Jon Berry, convener of the anti-Sats alliance, said that members of his group had detected a “nervousness” among some teachers about what teaching would be like without the tests.

Last month, the National Union of Teachers backed down from a possible boycott of key stages 1 and 2 tests after less than a third of its members voted to take action.

Routine conversations with teachers had revealed their fears, said Mr Berry, a Hertfordshire secondary teacher. His alliance comprises mainly NUT activists.

He said: “We have found that there were a large number of teachers who were perhaps deterred from voting by the thought of what their working day would look like without what they saw as the direction provided by the tests.

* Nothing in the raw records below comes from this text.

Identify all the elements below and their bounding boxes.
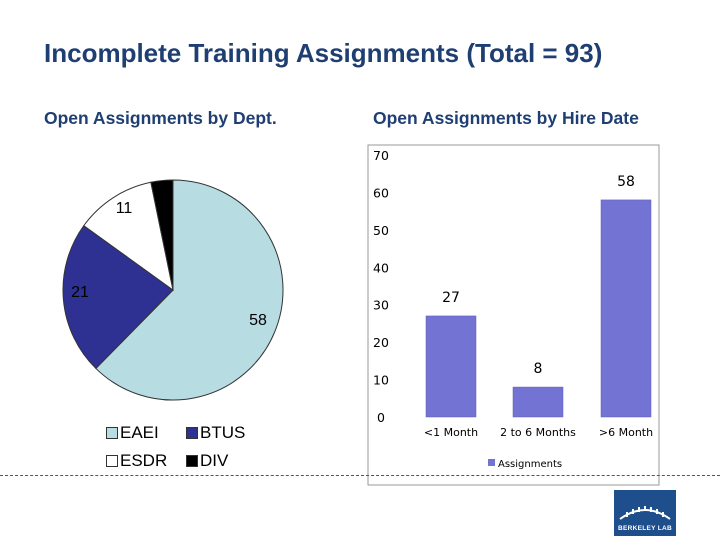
legend-swatch-div xyxy=(186,455,198,467)
y-tick-label: 30 xyxy=(373,298,389,313)
bar-legend-label: Assignments xyxy=(498,459,562,470)
bar-data-label: 8 xyxy=(534,361,543,377)
y-tick-label: 70 xyxy=(373,148,389,163)
bar-data-label: 58 xyxy=(617,174,635,190)
x-tick-label: >6 Month xyxy=(599,426,653,439)
pie-slice-eaei xyxy=(95,179,284,401)
y-tick-label: 60 xyxy=(373,185,389,200)
legend-item-btus: BTUS xyxy=(186,423,245,443)
y-tick-label: 20 xyxy=(373,335,389,350)
legend-item-div: DIV xyxy=(186,451,228,471)
y-tick-label: 0 xyxy=(377,410,385,425)
pie-slice-esdr xyxy=(83,181,174,292)
x-tick-label: 2 to 6 Months xyxy=(500,426,576,439)
legend-label-esdr: ESDR xyxy=(120,451,168,470)
legend-item-esdr: ESDR xyxy=(106,451,167,471)
divider-line xyxy=(0,475,720,476)
bar-data-label: 27 xyxy=(442,290,460,306)
legend-label-div: DIV xyxy=(200,451,229,470)
legend-swatch-btus xyxy=(186,427,198,439)
y-tick-label: 10 xyxy=(373,373,389,388)
pie-data-label: 21 xyxy=(71,284,89,301)
campanile-icon xyxy=(619,506,671,520)
bar-2 xyxy=(512,386,564,418)
pie-data-label: 11 xyxy=(116,200,133,217)
bar-3 xyxy=(600,199,652,418)
pie-slice-div xyxy=(150,179,174,291)
berkeley-lab-logo: BERKELEY LAB xyxy=(614,490,676,536)
legend-swatch-eaei xyxy=(106,427,118,439)
y-tick-label: 40 xyxy=(373,260,389,275)
pie-slice-btus xyxy=(62,224,174,370)
pie-chart-title: Open Assignments by Dept. xyxy=(44,108,277,128)
bar-legend-swatch xyxy=(488,459,495,466)
legend-item-eaei: EAEI xyxy=(106,423,159,443)
logo-text: BERKELEY LAB xyxy=(617,525,673,532)
pie-data-label: 58 xyxy=(249,312,267,329)
bar-1 xyxy=(425,315,477,418)
legend-label-eaei: EAEI xyxy=(120,423,159,442)
bar-chart-title: Open Assignments by Hire Date xyxy=(373,108,639,128)
legend-swatch-esdr xyxy=(106,455,118,467)
page-title: Incomplete Training Assignments (Total =… xyxy=(44,38,603,68)
x-tick-label: <1 Month xyxy=(424,426,478,439)
y-tick-label: 50 xyxy=(373,223,389,238)
legend-label-btus: BTUS xyxy=(200,423,246,442)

“There was a widely stated dislike of the tests, but a nervousness of what it might mean on a day-to-day basis to replace them.”

Mr Berry said that there were at least two groups in this situation. Some younger teachers had come through the system and were used to the testing regime. Others had already begun working towards this year’s tests and were reluctant to see their work wasted.

The group is taking the finding as the spur for “re-invigorating” the campaign after what Mr Berry admitted was a setback. It is planning a conference in May in which academics will be invited to put forward a set of alternatives to tests in schools, drawing on international evidence.

The NUT’s annual conference will discuss testing over Easter but Mr Berry said there needed to be a change of approach from “the same old formula”, simply threatening industrial action.

The union has this month sent out a fresh survey to KS3 teachers, asking them whether they would support a boycott.